Published in DNAinfo, February 25, 2014.
QUEENSBRIDGE — The family of a Japanese student who was fatally struck by a police car in Queens last year is pushing the NYPD for answers regarding his death.
At a press conference in Manhattan on Friday marking the one-year anniversary of 24-year-old Ryo Oyamada’s death, his sisters said their family is still waiting for the NYPD to turn over evidence they’ve requested several months ago stemming from the night of the crash.
Police at the time said officers responding to a 911 call on Feb. 21, 2013 were driving east on 40th Avenue in Long Island City when they struck Oyamada, who the NYPD said had been trying to cross in the middle of the road, between 10th and 11th streets.
Oyamada’s family filed an $8 million federal lawsuit against the city in May. On Feb. 7 a judge ordered the city to produce records and documents relating to the incident within 30 days.
“We have been trying to find out the truth,” Tomoko Suzuki, Oyamada’s older sister, said via a translator. “If what they have told us is true, they have no reason to withhold any information.”

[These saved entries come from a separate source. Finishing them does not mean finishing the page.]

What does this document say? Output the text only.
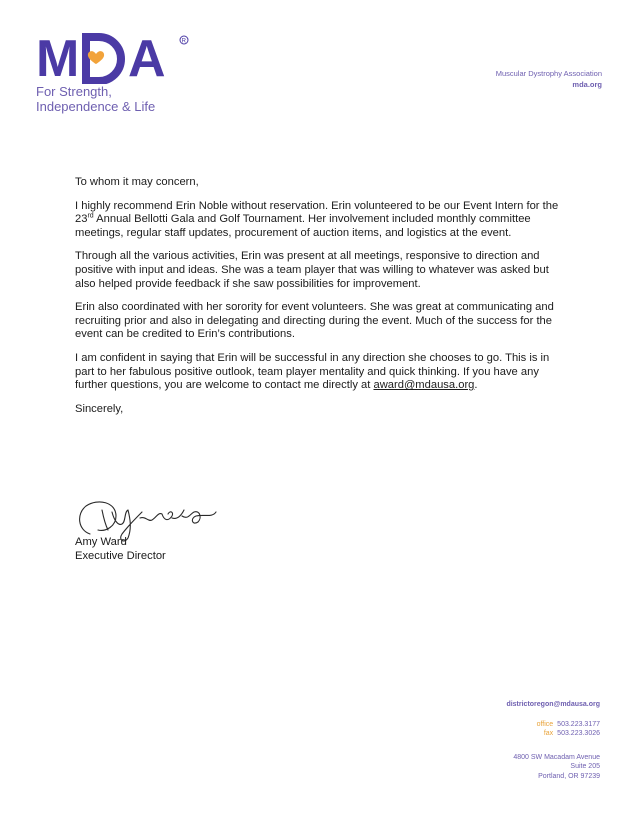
M A	R
For Strength,
Independence & Life
Muscular Dystrophy Association
mda.org

To whom it may concern,

I highly recommend Erin Noble without reservation. Erin volunteered to be our Event Intern for the 23rd Annual Bellotti Gala and Golf Tournament. Her involvement included monthly committee meetings, regular staff updates, procurement of auction items, and logistics at the event.

Through all the various activities, Erin was present at all meetings, responsive to direction and positive with input and ideas. She was a team player that was willing to whatever was asked but also helped provide feedback if she saw possibilities for improvement.

Erin also coordinated with her sorority for event volunteers. She was great at communicating and recruiting prior and also in delegating and directing during the event. Much of the success for the event can be credited to Erin’s contributions.

I am confident in saying that Erin will be successful in any direction she chooses to go. This is in part to her fabulous positive outlook, team player mentality and quick thinking. If you have any further questions, you are welcome to contact me directly at award@mdausa.org.

Sincerely,

Amy Ward
Executive Director
districtoregon@mdausa.org
office 503.223.3177
fax 503.223.3026
4800 SW Macadam Avenue
Suite 205
Portland, OR 97239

A lawyer for the family, Chris Fitzgerald, said that so far the city has allowed him to inspect the patrol car that was involved in the crash and provided data from the vehicle’s black box, though he says it did not reveal anything substantial.
But they are still waiting on the NYPD to release its report of the incident, the results of its Internal Affairs investigation, the recording of the 911 call police were responding to, as well as video surveillance footage from a nearby NYCHA complex they say they were told showed Oyamada and the patrol car in the moments before the crash.
“One of the cornerstones of a healthy democracy is the transparency and accountability of society’s public servants and public agencies,” Fitzgerald said. “They deserved these answers last year.”
According to Fitzgerald, the NYPD said the patrol car had its emergency lights and sirens activated at the time of the crash. But the lawyer said he has witnesses who say they saw no lights and heard no sirens. He also questions why the police have not yet turned over the requested surveillance footage.
“If a police officer is accused of shooting somebody inadvertently, but they have footage that exonerates that individual, that footage gets released right away,” he said, but added he’s not certain what the tape will reveal.
“It might just be grainy footage that doesn’t show anything definitive,” he said.
A witness at the time told DNAinfo New York that the police car had its sirens blaring, but another witness told Gothamist that the car’s lights and sirens were not on.
NYPD officials met with Oyamada’s family in the days after his death last year, according to Fitzgerald, where he said the police “made sure that the family felt that it was somehow Ryo’s fault that he died.” The officials told the family Oyamada had headphones and a knit cap on while crossing the street, Fitzgerald said.
Oyamada’s other sister, Kaoru Takano, described the NYPD’s attitude toward her family as “unbelievable” and “very cold.”
“We have never received any explanation that has convinced us,” she said through a translator.
A spokesman for the city’s Law Department said the matter is in litigation and declined to comment further. The NYPD did not immediately respond to a request for comment.